EUA proíbe entrada de chefe do Exército birmanês no país

O motivo seria que o departamento de Estado informou ter "evidência crível" de que o chefe do Exército, Min Aung Hlaing, e os demais oficiais estiveram envolvidos na violência que há dois anos levou à fuga de cerca de 740 mil rohingyas para Bangladesh


postado em 16/07/2019 21:20 / atualizado em 16/07/2019 21:34

(foto: YE AUNG THU / AFP)
(foto: YE AUNG THU / AFP)
Os Estados Unidos proibiram nesta terça-feira a entrada no país do chefe do Exército de Myanmar e de outros três oficiais superiores devido ao seu papel na "limpeza étnica" contra a minoria rohingya.

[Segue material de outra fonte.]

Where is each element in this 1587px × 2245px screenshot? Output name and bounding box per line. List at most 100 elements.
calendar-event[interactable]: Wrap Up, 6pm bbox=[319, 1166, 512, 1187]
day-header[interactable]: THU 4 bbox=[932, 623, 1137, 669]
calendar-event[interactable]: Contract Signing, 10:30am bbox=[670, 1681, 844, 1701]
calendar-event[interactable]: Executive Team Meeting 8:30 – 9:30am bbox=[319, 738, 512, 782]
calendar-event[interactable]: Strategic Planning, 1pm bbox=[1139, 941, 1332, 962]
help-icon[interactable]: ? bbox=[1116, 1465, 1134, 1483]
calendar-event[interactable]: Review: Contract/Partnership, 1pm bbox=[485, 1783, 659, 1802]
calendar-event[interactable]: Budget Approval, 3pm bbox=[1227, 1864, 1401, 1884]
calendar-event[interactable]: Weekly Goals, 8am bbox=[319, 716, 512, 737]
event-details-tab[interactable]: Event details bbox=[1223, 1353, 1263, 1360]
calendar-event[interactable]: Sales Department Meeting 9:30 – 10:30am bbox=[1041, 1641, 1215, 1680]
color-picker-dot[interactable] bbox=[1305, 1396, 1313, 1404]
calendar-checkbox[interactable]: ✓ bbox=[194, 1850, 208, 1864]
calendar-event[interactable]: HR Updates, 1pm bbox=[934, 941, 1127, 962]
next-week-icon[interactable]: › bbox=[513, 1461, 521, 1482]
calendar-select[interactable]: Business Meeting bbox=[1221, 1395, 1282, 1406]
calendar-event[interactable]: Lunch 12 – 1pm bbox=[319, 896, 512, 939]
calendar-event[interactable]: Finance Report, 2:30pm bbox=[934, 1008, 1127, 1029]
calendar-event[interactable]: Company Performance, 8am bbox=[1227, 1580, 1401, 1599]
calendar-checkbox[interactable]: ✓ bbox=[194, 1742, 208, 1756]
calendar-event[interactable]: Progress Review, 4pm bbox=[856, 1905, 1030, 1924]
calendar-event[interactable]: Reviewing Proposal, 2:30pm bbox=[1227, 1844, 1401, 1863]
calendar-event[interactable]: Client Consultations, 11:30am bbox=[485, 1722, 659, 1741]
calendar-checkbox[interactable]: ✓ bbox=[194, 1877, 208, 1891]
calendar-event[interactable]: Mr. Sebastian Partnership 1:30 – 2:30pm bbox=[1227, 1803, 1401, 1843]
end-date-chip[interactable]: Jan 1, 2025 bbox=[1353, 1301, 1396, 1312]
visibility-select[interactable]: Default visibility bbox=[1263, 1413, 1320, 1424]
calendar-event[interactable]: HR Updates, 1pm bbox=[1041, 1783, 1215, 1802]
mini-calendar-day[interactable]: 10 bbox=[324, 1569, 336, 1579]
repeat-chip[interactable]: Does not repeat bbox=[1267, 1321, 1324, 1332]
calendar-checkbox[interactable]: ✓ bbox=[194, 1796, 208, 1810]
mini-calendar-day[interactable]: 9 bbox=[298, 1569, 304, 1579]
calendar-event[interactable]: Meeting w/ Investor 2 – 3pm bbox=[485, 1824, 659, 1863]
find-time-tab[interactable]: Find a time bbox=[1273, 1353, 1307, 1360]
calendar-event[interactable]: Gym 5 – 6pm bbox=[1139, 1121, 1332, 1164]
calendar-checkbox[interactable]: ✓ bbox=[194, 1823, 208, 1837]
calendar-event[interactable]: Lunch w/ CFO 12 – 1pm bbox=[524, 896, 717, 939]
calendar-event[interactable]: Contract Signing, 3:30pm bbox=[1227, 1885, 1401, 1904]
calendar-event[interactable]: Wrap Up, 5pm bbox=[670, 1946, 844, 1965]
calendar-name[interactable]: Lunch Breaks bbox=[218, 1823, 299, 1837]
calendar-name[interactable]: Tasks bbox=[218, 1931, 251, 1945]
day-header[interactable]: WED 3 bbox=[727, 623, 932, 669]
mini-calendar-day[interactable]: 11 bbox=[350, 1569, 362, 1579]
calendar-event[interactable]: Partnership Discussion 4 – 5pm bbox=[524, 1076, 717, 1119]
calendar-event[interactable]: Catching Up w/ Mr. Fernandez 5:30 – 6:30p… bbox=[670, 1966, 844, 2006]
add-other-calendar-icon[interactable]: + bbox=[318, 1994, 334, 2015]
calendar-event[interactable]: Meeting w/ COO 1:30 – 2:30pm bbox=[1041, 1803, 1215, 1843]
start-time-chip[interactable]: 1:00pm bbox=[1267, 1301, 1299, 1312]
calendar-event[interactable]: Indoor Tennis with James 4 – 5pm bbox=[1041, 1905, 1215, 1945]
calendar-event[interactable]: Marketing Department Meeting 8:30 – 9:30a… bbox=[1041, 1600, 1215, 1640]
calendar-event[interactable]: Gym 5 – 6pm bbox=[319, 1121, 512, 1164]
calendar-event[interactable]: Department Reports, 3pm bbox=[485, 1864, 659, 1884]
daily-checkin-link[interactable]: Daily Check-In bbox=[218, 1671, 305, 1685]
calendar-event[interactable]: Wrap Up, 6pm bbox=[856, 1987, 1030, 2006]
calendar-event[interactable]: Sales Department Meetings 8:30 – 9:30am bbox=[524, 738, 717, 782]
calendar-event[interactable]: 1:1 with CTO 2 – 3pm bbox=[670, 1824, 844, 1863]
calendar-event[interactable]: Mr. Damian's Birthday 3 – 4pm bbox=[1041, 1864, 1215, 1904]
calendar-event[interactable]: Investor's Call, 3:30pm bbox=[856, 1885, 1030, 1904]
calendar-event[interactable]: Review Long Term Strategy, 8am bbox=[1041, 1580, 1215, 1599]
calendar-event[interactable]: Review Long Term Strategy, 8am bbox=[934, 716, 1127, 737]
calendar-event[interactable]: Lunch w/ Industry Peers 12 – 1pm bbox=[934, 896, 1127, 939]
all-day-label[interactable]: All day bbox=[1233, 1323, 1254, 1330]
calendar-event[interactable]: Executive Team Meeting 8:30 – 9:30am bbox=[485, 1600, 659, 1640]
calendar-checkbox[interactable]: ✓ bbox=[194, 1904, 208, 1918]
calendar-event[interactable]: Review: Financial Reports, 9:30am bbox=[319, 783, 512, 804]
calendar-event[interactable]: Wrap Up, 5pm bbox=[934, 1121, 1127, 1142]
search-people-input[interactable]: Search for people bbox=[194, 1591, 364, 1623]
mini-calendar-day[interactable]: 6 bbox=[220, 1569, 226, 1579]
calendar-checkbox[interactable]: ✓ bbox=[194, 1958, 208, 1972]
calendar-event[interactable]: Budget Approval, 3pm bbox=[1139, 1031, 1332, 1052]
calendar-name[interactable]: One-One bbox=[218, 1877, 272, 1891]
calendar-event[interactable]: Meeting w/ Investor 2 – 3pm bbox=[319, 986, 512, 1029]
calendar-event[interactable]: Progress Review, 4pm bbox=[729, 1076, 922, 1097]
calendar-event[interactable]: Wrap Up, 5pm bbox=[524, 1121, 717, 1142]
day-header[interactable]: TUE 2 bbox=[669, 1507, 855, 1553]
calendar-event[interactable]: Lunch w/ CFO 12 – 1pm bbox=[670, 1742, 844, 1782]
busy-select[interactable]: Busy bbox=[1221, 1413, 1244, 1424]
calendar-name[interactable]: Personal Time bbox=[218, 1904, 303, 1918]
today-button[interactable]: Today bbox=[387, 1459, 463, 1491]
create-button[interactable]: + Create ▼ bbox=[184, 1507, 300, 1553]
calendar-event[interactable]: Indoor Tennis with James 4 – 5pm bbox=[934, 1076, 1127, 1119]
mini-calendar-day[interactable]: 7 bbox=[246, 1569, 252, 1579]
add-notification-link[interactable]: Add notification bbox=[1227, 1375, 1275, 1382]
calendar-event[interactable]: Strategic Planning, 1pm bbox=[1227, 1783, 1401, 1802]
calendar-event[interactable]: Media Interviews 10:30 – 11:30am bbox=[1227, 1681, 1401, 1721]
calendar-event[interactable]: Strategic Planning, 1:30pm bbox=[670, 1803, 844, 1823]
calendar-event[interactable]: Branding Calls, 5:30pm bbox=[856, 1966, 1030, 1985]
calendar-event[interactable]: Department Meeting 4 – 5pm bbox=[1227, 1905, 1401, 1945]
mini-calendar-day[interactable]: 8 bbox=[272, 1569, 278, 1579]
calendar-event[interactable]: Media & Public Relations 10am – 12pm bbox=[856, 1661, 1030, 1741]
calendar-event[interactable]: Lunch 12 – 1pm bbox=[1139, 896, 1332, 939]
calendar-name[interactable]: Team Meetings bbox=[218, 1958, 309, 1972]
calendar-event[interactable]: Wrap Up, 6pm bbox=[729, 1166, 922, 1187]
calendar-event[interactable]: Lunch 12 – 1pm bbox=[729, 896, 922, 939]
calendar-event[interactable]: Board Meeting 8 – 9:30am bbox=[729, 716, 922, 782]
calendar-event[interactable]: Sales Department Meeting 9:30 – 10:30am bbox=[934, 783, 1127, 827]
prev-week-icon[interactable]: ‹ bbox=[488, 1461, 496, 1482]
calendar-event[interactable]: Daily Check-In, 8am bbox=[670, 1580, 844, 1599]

O departamento de Estado informou ter "evidência crível" de que o chefe do Exército, Min Aung Hlaing, e os demais oficiais estiveram envolvidos na violência que há dois anos levou à fuga de cerca de 740 mil rohingyas para Bangladesh. 

"Com este anúncio, os Estados Unidos são o primeiro governo a adotar ações públicas em relação aos líderes mais importantes do Exército birmanês", destacou o secretário de Estado, Mike Pompeo.

"Seguimos preocupados de que o governo birmanês não tenha adotado medidas para julgar os responsáveis pelas violações e abusos dos direitos humanos. Há relatórios continuados de que os militares birmaneses cometeram violações e abusos aos direitos humanos em todo o país".